Title: Concept graphs: Applications to biomedical text categorization and concept extraction
Author: Bleik, Said
View Online: njit-etd2013-067
(xiv, 117 pages ~ 3.1 MB pdf)
Department: Department of Information Systems
Degree: Doctor of Philosophy
Program: Information Systems
Document Type: Dissertation
Advisory Committee: Song, Min (Committee chair)
Deek, Fadi P. (Committee member)
Geller, James (Committee member)
Oria, Vincent (Committee member)
Huan, Jun (Committee member)
Date: 2013-05
Keywords: Text categorization
Concept extraction
Graph mining
Text mining
Graph representation
Concept graphs
Availability: Unrestricted
Abstract:

As science advances, the underlying literature grows rapidly providing valuable knowledge mines for researchers and practitioners. The text content that makes up these knowledge collections is often unstructured and, thus, extracting relevant or novel information could be nontrivial and costly. In addition, human knowledge and expertise are being transformed into structured digital information in the form of vocabulary databases and ontologies. These knowledge bases hold substantial hierarchical and semantic relationships of common domain concepts. Consequently, automating learning tasks could be reinforced with those knowledge bases through constructing human-like representations of knowledge. This allows developing algorithms that simulate the human reasoning tasks of content perception, concept identification, and classification.

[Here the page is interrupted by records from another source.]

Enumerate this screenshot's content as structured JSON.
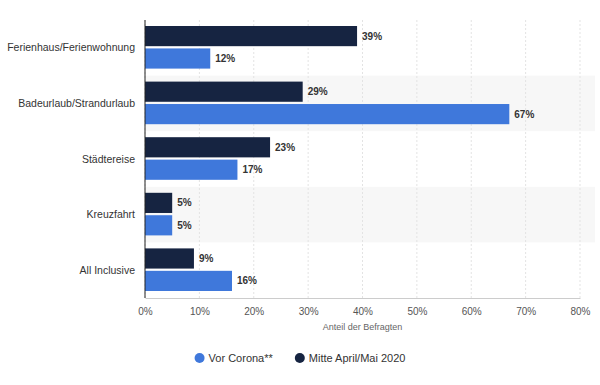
{
  "chart_data": {
    "type": "bar",
    "orientation": "horizontal",
    "categories": [
      "Ferienhaus/Ferienwohnung",
      "Badeurlaub/Strandurlaub",
      "Städtereise",
      "Kreuzfahrt",
      "All Inclusive"
    ],
    "series": [
      {
        "name": "Vor Corona**",
        "color": "#3f78db",
        "values": [
          12,
          67,
          17,
          5,
          16
        ],
        "value_labels": [
          "12%",
          "67%",
          "17%",
          "5%",
          "16%"
        ]
      },
      {
        "name": "Mitte April/Mai 2020",
        "color": "#162441",
        "values": [
          39,
          29,
          23,
          5,
          9
        ],
        "value_labels": [
          "39%",
          "29%",
          "23%",
          "5%",
          "9%"
        ]
      }
    ],
    "x_label": "Anteil der Befragten",
    "xlim": [
      0,
      80
    ],
    "xticks": [
      {
        "value": 0,
        "label": "0%"
      },
      {
        "value": 10,
        "label": "10%"
      },
      {
        "value": 20,
        "label": "20%"
      },
      {
        "value": 30,
        "label": "30%"
      },
      {
        "value": 40,
        "label": "40%"
      },
      {
        "value": 50,
        "label": "50%"
      },
      {
        "value": 60,
        "label": "60%"
      },
      {
        "value": 70,
        "label": "70%"
      },
      {
        "value": 80,
        "label": "80%"
      }
    ],
    "grid": true,
    "legend": "bottom",
    "data_labels": true
  }
}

This study explores the representation of text documents using concept graphs that are constructed with the help of a domain ontology. In particular, the target data sets are collections of biomedical text documents, and the domain ontology is a collection of predefined biomedical concepts and relationships among them. The proposed representation preserves those relationships and allows using the structural features of graphs in text mining and learning algorithms. Those features emphasize the significance of the underlying relationship information that exists in the text content behind the interrelated topics and concepts of a text document. The experiments presented in this study include text categorization and concept extraction applied on biomedical data sets. The experimental results demonstrate how the relationships extracted from text and captured in graph structures can be used to improve the performance of the aforementioned applications. The discussed techniques can be used in creating and maintaining digital libraries through enhancing indexing, retrieval, and management of documents as well as in a broad range of domain-specific applications such as drug discovery, hypothesis generation, and the analysis of molecular structures in chemoinformatics.